Wie "DRINGEND"? Das jetzt nebenbei ("in der Mittagspause") nachzuvollziehen und den Fehler zu finden (bzw. die Lösung, da (mir) nicht klar ist, inwieweit das bisherige überhaupt einen Lösungs_ansatz_ darstellt)) könnte schwierig werden. Was sind denn v und w bzw. w0 ? Was ist die Matrix, wo kommt die her, was ist die Aufgabe?


----------



## poulin80 (11. Jan 2012)

Möchte Dich jetzt auch nicht nerven in Deiner Mittagspause....
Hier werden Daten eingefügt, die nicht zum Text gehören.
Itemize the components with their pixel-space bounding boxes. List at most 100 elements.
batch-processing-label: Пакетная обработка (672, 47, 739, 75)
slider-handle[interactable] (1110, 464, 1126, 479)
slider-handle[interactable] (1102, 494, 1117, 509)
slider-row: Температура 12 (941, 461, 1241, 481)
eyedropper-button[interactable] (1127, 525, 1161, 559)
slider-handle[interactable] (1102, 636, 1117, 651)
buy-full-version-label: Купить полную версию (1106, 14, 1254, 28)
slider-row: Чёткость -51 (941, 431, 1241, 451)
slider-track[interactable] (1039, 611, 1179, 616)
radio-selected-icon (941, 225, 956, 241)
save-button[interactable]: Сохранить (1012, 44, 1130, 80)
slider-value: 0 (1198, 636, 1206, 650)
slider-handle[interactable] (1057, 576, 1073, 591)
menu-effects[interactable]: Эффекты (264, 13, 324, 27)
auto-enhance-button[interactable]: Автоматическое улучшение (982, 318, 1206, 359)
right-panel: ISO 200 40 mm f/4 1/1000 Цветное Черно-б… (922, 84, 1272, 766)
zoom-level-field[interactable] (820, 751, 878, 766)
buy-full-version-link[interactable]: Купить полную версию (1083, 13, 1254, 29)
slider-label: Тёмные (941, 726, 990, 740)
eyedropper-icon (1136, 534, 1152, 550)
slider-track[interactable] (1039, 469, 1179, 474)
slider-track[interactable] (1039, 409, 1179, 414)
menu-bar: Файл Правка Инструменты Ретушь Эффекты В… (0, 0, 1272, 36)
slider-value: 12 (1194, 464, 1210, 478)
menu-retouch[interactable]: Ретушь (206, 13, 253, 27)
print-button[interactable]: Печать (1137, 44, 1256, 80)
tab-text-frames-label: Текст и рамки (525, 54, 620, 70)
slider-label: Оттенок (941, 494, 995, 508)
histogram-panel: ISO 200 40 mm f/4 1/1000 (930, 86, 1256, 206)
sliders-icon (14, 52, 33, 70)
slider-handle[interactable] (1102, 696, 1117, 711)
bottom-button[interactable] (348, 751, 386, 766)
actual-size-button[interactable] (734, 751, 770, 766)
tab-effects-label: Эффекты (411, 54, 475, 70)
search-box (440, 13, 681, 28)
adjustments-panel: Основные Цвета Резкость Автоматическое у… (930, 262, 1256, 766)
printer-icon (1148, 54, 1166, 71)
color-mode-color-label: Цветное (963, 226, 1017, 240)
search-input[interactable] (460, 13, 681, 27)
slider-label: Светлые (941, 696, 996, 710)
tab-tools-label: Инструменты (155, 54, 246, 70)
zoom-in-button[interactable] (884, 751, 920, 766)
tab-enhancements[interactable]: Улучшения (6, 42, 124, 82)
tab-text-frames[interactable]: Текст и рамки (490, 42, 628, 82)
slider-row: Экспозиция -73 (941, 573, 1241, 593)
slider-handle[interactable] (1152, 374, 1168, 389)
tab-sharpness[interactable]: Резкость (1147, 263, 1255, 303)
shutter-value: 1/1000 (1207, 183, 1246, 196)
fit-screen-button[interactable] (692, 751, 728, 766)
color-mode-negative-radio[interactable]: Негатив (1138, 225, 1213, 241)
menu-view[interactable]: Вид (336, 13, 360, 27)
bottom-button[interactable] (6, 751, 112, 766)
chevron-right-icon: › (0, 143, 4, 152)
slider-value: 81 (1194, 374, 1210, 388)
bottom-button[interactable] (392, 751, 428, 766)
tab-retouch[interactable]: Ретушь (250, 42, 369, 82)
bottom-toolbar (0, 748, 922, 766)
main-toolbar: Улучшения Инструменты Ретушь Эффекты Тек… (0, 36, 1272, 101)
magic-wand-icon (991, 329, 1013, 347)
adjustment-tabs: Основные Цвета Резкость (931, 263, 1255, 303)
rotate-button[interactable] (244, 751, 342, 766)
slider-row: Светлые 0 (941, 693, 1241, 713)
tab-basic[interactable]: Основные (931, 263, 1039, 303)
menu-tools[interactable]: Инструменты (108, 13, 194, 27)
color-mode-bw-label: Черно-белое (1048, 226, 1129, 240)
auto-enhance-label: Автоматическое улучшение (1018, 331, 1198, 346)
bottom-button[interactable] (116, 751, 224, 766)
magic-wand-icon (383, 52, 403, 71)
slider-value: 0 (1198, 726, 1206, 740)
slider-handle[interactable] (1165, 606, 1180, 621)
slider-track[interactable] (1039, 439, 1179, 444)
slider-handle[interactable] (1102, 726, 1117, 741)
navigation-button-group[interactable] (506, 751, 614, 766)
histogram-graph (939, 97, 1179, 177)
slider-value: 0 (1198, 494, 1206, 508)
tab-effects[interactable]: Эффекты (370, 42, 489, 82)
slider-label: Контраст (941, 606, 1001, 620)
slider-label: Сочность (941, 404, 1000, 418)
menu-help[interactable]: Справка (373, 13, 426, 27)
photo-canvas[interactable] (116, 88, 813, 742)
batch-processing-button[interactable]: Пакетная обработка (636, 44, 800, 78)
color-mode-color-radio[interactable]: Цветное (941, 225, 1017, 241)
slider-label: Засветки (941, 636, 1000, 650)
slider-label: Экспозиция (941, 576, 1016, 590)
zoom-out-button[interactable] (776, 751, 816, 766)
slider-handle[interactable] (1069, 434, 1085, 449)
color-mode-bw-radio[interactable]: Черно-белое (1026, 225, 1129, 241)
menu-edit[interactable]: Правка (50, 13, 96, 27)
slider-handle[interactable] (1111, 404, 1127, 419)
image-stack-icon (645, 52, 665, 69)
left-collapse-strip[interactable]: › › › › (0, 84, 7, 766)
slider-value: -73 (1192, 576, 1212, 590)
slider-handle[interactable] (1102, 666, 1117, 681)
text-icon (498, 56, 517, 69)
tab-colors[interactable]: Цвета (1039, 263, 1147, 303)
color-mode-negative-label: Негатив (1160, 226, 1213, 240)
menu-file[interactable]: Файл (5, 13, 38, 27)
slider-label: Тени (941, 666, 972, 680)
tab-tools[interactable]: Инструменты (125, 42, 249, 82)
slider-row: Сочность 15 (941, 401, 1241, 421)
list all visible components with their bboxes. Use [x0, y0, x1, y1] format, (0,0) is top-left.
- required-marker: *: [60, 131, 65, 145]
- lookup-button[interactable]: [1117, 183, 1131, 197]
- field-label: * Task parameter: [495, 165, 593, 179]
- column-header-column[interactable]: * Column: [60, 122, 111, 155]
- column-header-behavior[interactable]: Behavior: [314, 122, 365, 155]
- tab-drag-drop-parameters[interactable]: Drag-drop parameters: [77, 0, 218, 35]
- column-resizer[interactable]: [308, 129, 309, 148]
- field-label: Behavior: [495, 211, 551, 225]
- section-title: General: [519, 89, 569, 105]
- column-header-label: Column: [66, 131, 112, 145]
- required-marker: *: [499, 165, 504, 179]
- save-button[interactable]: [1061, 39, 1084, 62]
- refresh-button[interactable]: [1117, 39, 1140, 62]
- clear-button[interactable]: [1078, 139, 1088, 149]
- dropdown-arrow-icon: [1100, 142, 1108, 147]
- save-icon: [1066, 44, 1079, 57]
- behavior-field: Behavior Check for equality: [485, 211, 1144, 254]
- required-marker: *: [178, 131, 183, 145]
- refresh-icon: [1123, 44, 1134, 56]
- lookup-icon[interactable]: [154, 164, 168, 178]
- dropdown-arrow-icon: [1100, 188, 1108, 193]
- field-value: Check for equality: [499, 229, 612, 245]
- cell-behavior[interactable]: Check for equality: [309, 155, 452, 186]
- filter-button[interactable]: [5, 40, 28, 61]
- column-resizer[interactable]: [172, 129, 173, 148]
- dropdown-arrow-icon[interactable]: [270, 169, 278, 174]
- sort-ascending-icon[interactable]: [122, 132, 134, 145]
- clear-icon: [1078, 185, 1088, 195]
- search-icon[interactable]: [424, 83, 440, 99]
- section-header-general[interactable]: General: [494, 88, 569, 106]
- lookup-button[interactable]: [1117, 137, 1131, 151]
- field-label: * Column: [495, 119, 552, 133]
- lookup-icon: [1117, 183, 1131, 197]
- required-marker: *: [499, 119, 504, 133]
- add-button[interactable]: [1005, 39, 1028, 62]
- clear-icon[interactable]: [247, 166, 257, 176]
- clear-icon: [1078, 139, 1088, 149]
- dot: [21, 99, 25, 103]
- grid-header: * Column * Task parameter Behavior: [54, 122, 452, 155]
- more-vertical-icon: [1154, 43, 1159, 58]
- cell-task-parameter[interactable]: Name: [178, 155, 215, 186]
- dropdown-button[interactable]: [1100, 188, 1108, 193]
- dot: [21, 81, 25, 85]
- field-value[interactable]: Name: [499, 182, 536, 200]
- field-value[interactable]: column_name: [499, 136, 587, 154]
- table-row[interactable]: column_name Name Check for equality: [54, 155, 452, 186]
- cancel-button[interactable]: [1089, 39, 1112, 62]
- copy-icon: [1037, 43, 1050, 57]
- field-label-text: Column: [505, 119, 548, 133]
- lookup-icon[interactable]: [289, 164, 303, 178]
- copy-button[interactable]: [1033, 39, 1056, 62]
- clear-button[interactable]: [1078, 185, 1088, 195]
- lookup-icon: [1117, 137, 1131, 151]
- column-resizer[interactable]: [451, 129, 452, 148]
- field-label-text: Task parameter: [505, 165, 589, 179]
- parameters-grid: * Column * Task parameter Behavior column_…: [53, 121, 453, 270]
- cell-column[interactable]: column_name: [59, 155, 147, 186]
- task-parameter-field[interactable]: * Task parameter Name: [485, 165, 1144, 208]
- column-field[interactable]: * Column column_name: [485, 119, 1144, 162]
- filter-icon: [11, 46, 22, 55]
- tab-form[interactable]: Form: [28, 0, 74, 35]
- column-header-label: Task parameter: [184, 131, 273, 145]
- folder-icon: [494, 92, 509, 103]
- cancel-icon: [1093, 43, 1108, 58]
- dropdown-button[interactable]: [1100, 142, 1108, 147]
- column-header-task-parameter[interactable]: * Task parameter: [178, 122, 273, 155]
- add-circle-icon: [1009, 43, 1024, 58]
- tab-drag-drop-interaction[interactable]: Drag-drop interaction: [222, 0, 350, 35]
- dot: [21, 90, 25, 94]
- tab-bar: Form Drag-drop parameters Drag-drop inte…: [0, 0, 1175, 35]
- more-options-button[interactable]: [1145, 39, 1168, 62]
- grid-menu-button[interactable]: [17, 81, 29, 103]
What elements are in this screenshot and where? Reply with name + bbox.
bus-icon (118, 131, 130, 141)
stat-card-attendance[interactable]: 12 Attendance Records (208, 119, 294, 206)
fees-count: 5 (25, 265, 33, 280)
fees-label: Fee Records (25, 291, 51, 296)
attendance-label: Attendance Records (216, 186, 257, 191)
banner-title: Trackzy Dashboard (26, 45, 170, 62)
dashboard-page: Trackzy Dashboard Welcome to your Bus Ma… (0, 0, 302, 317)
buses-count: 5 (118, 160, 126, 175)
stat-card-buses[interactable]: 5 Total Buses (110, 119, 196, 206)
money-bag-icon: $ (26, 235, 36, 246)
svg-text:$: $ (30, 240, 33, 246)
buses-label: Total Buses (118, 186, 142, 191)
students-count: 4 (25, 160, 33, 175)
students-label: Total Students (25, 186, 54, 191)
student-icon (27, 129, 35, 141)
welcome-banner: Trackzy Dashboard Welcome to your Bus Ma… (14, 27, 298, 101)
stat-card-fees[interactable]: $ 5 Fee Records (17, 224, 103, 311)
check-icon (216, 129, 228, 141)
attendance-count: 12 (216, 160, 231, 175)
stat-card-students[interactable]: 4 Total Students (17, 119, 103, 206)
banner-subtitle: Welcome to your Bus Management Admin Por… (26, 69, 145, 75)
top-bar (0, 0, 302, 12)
Aufgabe ist der Fixpunktalgorithmus in der ICA, um unabhängige Komponenten zu finden. Meine Matrix, die auch richtig ist, hat als Zeilen die Eingabevektoren v. w0 wird anscheinend gewählt und von da aus iteriert.Tatsächlich soll die Kurtosis maximiert werden, das geschieht aber über deren Ableitung.

Ich hab mal versucht eine Datei anzuhängen, da ist es etwas erklärt.
Ich brauche es ganz dringend am besten heute,da ich es noch dokumentieren muss.

Vielen vielenDank


----------



## poulin80 (11. Jan 2012)

Hallo,

ich habe hier noch eine beschreibung des Fixpunkt Algorithmus  für die ICA. Ab punkt 8 muss ich also ansetzen.

Vielen Dank für Deine Hilfe. Das ist mir nämlich wirklich super wichtig....

LG


----------



## Marco13 (11. Jan 2012)

Wenn es mich nervt, antworte ich einfach nicht mehr :bahnhof: 

Vermutlich wäre "gestern" noch besser als "heute"... aber... seit wann hast du die Aufgabe? Zumindest sehe ich jetzt nicht, wo da noch eine "Kurtosis" drin vorkommt, aber... das musst du wissen. 

Wie auch immer. Das "in der Mittagspause" sollte allgemein bedeuten: "In einem kurzen Zeitraum, ohne sich vorher mit dem Problem vertraut zu machen, und ohne mögliche Implementierungen durchzudenken, auszuführen und zu überprüfen". 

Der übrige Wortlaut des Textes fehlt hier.